Importance: Black women bear a disproportionate burden of breast cancer mortality in the US, in part due to inequities in the use of mammography. Population screening for breast cancer risk in primary care is a promising strategy for mitigating breast cancer disparities, but it is unknown whether this strategy would be associated with increased mammography rates in underserved women of racial and ethnic minority groups.
Objective: To examine whether providing individualized breast cancer risk estimates is associated with an increase in the rate of screening mammography.
Design, setting, and participants: A cohort study was conducted in women receiving individualized risk estimates as part of routine primary health care at federally qualified health centers in medically underserved communities in Chicago, Illinois. The study was conducted from November 5, 2013, to December 19, 2014, with data acquisition completed on March 5, 2017; data analysis was performed from December 30, 2020, to February 2, 2021. A total of 347 women aged 25 to 69 years without a personal history of breast cancer presenting for an annual visit with their primary care clinician were enrolled.
Exposures: Breast cancer risk estimates were obtained with validated risk assessment tools as a standard component of the clinic check-in process. One of 4 women at average risk and all women at high risk were invited to participate in the study.
Main outcomes and measures: The primary outcome was the mammography rate during 18 months of usual care compared with the rate during 18 months after implementation of risk assessment.
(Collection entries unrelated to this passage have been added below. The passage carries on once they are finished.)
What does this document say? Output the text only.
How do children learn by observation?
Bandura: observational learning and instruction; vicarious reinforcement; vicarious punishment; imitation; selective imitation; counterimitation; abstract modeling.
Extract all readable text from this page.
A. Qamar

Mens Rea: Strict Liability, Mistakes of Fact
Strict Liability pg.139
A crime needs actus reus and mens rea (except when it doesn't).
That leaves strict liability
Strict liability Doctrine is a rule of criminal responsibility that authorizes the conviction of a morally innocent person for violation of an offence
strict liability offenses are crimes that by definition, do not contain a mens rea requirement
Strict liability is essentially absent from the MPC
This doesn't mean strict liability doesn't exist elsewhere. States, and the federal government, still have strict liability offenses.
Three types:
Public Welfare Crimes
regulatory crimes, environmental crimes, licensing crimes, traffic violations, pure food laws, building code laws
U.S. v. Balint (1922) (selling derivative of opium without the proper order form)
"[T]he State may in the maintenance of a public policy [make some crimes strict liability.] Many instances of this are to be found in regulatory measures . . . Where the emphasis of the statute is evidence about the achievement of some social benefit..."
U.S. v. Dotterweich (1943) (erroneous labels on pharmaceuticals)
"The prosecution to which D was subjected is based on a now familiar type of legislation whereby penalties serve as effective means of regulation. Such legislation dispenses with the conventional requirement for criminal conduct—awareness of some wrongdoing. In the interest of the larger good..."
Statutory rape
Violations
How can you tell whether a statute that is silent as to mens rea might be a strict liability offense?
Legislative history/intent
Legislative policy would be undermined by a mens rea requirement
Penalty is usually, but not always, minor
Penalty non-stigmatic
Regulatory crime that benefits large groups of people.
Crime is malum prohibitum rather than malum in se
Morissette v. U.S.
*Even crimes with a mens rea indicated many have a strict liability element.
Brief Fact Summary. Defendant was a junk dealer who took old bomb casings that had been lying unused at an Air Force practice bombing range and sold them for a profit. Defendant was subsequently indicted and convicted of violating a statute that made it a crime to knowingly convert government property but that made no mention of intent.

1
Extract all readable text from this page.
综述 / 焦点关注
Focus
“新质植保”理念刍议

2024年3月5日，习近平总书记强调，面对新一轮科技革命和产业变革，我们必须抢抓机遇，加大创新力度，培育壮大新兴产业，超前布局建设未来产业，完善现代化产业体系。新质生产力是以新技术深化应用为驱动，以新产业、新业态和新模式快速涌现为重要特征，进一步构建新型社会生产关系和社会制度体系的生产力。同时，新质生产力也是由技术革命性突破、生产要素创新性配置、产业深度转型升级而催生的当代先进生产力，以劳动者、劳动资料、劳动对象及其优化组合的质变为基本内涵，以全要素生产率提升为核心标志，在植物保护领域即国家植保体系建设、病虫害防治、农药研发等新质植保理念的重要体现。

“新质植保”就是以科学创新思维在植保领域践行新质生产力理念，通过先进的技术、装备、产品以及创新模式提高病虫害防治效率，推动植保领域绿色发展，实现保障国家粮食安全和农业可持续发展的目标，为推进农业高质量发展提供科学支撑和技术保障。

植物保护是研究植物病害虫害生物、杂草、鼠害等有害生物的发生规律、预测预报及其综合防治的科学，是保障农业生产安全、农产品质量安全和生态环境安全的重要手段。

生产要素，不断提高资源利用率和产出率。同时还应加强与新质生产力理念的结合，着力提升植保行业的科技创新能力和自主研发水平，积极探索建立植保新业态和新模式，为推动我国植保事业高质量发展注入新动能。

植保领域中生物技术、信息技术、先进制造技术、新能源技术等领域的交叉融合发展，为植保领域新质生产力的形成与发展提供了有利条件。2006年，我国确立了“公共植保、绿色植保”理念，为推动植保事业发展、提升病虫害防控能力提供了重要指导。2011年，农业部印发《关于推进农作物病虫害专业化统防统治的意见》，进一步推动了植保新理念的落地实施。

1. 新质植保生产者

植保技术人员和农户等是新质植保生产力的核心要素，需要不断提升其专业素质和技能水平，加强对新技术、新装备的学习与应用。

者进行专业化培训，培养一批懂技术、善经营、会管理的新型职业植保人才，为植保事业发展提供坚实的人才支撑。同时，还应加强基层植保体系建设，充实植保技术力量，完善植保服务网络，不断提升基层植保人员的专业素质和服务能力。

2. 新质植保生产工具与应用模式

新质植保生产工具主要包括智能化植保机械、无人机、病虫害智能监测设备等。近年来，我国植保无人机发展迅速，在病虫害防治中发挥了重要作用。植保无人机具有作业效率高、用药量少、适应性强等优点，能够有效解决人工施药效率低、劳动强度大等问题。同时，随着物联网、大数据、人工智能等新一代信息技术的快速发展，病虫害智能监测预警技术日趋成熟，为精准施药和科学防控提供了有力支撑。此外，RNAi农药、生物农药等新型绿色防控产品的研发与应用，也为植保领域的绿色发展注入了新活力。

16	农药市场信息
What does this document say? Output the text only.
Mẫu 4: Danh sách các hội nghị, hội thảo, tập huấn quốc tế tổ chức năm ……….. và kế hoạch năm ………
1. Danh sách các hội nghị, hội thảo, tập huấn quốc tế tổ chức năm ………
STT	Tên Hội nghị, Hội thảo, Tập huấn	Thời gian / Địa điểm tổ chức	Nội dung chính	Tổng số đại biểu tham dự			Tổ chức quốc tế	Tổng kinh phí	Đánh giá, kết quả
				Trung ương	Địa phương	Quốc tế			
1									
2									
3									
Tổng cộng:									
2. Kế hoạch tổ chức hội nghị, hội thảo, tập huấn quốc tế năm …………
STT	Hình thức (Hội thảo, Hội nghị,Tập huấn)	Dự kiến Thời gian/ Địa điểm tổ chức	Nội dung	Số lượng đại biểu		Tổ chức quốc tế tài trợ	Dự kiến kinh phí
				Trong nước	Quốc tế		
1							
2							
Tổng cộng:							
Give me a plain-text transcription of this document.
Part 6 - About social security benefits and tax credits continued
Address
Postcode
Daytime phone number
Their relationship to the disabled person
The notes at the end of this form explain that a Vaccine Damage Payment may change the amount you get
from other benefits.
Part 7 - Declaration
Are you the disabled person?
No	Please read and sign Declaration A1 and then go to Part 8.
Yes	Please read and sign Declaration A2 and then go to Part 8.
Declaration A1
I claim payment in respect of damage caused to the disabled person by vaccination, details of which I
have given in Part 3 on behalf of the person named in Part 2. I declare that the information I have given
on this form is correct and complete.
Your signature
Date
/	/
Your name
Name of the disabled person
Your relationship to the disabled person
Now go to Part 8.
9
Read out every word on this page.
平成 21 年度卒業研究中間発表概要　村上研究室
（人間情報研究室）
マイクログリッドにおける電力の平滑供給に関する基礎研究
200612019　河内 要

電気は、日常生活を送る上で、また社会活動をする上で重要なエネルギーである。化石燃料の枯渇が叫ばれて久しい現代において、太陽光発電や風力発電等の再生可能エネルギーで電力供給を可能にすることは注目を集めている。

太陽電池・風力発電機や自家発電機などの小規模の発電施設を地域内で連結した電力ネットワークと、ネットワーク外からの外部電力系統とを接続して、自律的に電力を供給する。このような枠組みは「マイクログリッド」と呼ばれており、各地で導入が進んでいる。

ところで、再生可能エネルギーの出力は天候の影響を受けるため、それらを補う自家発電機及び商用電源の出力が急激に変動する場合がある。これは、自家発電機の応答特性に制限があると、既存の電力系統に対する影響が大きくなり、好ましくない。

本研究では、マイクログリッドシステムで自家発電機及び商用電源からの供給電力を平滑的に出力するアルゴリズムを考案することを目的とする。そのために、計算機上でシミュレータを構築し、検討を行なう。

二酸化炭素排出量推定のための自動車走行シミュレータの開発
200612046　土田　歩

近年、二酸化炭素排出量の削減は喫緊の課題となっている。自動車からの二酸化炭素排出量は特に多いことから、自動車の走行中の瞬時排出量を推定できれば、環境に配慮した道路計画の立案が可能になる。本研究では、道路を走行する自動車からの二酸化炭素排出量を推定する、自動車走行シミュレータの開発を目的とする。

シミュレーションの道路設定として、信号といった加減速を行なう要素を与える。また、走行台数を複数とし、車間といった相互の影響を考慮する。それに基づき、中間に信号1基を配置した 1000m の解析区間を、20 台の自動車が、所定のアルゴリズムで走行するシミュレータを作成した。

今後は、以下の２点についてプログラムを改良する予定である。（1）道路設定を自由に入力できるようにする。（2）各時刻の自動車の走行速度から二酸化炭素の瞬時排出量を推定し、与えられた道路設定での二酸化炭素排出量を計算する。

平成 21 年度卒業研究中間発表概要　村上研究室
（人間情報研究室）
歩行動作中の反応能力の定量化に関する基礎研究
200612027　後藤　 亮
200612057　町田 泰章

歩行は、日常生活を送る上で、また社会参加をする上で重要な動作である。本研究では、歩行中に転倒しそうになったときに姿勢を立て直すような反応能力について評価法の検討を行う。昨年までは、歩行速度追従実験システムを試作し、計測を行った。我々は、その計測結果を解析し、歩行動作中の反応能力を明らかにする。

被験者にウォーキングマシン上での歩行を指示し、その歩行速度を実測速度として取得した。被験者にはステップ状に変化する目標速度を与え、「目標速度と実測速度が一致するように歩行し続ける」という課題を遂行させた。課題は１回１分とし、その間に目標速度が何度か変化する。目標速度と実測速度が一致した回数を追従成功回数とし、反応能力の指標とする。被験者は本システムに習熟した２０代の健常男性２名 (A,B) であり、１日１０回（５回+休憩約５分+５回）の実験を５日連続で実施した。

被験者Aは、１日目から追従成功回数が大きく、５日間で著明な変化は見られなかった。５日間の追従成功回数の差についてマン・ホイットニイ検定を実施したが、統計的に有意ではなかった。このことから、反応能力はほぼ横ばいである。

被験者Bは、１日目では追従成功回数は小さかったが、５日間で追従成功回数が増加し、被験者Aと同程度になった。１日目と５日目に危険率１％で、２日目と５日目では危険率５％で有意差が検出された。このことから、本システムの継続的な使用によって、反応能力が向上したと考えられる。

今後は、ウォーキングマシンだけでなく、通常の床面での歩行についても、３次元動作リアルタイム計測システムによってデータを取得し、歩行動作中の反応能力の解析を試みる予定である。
Results: Of the 347 women enrolled, 188 were age-eligible for mammography and were included in the analysis (mean [SD] age, 50.8 [7.04] years); 70 women (37.2%) were Hispanic, 114 (60.6%) were non-Hispanic African American, and 4 (2.1%) were from other racial and ethnic groups (4 non-Hispanic White women). Ninety-eight women (52.1%) had an average risk of developing breast cancer and 90 (47.9%) were at high risk. Overall, there was a nonsignificant increase in the mammography rate, from 38.8% during usual care to 48.9% following implementation of risk assessment (odds ratio, 1.37; 95% CI, 0.92-2.03). In preplanned subgroup analysis, the mammography rate among women at high risk was significantly higher after vs before risk assessment (51.1% vs 36.6%; odds ratio, 1.88; 95% CI, 1.10-3.23).
Conclusions and relevance: In this study, providing individualized breast cancer risk estimates as a component of primary health care in federally qualified health centers was associated with increased use of mammography among women of racial and ethnic minority groups who were at high risk. Implementation of this approach in underserved communities could promote equity in the use of mammography and reduce racial disparities in breast cancer mortality. This strategy warrants further investigation.